Certainly it’s wonderful to have an education system that gives equal opportunities and the freedom of choices to both girls and boys. However, we still continue to discuss this imbalance of a) the number of students choosing Information Technology vs. other streams and b) the ratio of women vs men in IT.
My article focuses on the latter. Why do teenage girls mostly choose a non-IT path? Who best to answer but someone who is on the very cusp of the journey when educational choices are made. Sara is a 3rd year high school student who participated in TCS’ goIT initiative in Stockholm. She chose IT. Why? It was simply about choice.
She developed an interest in mathematics and computers early on in school and choose IT, while almost all her school friends chose social sciences. So that raises the fundamental question as to why women don’t make this choice as frequently as men. Is it about perception that getting into IT is harder, not as much fun, nor lucrative enough? Why does Sara’s class only have 6 girls to 27 boys? Sara didn’t have any biases about IT. It was in the end, for her and her friends about choice.

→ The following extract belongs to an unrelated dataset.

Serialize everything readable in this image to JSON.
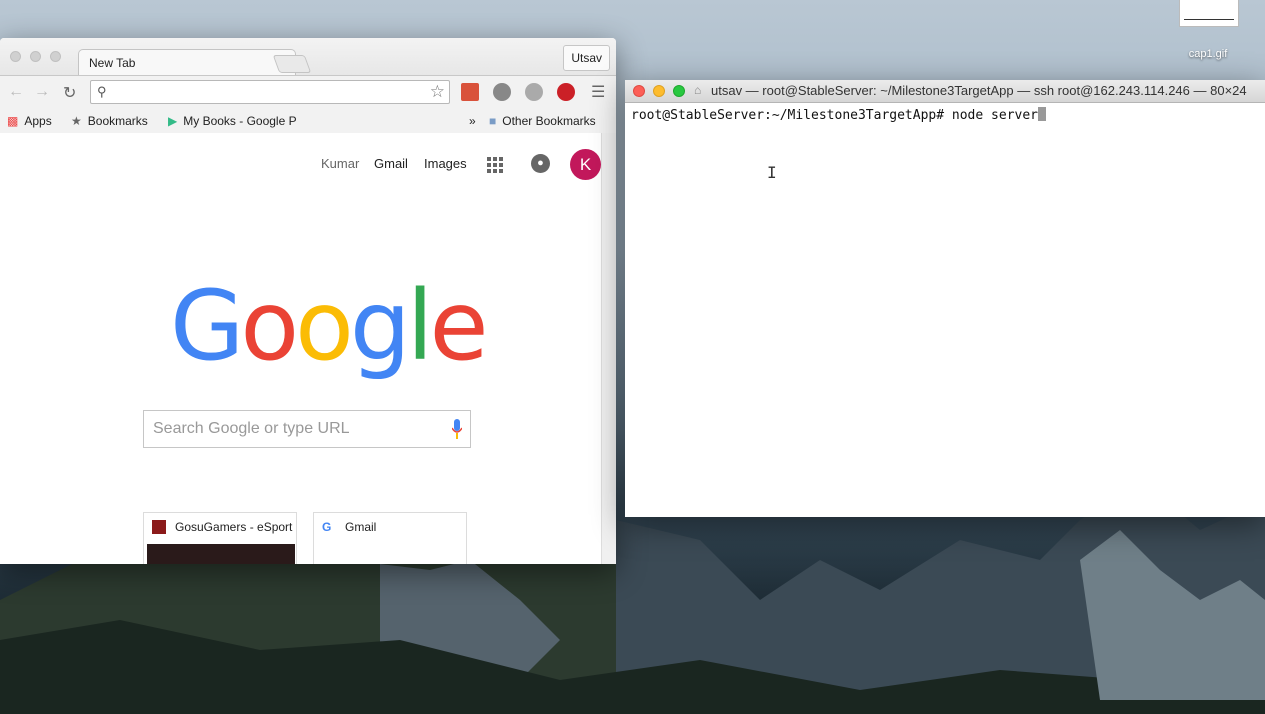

She did mention something interesting; lately there has been a lot of discussion about the need for women in IT and a lot of pull initiatives towards Women in IT that has perhaps helped in improving the ratios. There is certainly proof to this. In fact, in the second year of Sara’s high school 9 girls chose IT and in the first year 12 girls have chosen this path. This is certainly a positive indicator. Further she said that TCS’ goIT initiative enhanced her interest in programming because of the mentorship format and the fun way it was introduced as a subject. Hearing this only pushes me forward.
We as individuals, technology organizations, and academic institutions must continue to propagate this technological agenda irrespective of gender. All Efforts seem to have started by making grassroots level impact and that’s heartening.
Today all businesses are getting embedded in technology. So why shouldn’t women also take their rightful place as the creators of these next gen businesses? Come and join the movement!
About TCS’ goIT program
TCS’ goIT program is a community engagement program and joint initiative between TCS that started in North America and has since spread to Europe. In Sweden, Rinkeby Secondary School, Kista Secondary School and the upper secondary Stockholm Science and Innovation School (SSIS) joined forces with TCS to boost interest among youth to pursue education in Information technology. TCS goIT program in 2016 employed smart robots to teach students programming skills. TCS’ employees teach computer programming and mentor youth to increase STEM education and career awareness. goIT covers career awareness workshops and hands-on technology education. Students learn icon-based programming languages as they engage in hands-on project based challenges.
In 2017 TCS goIT program will focus on Human Centered App Design.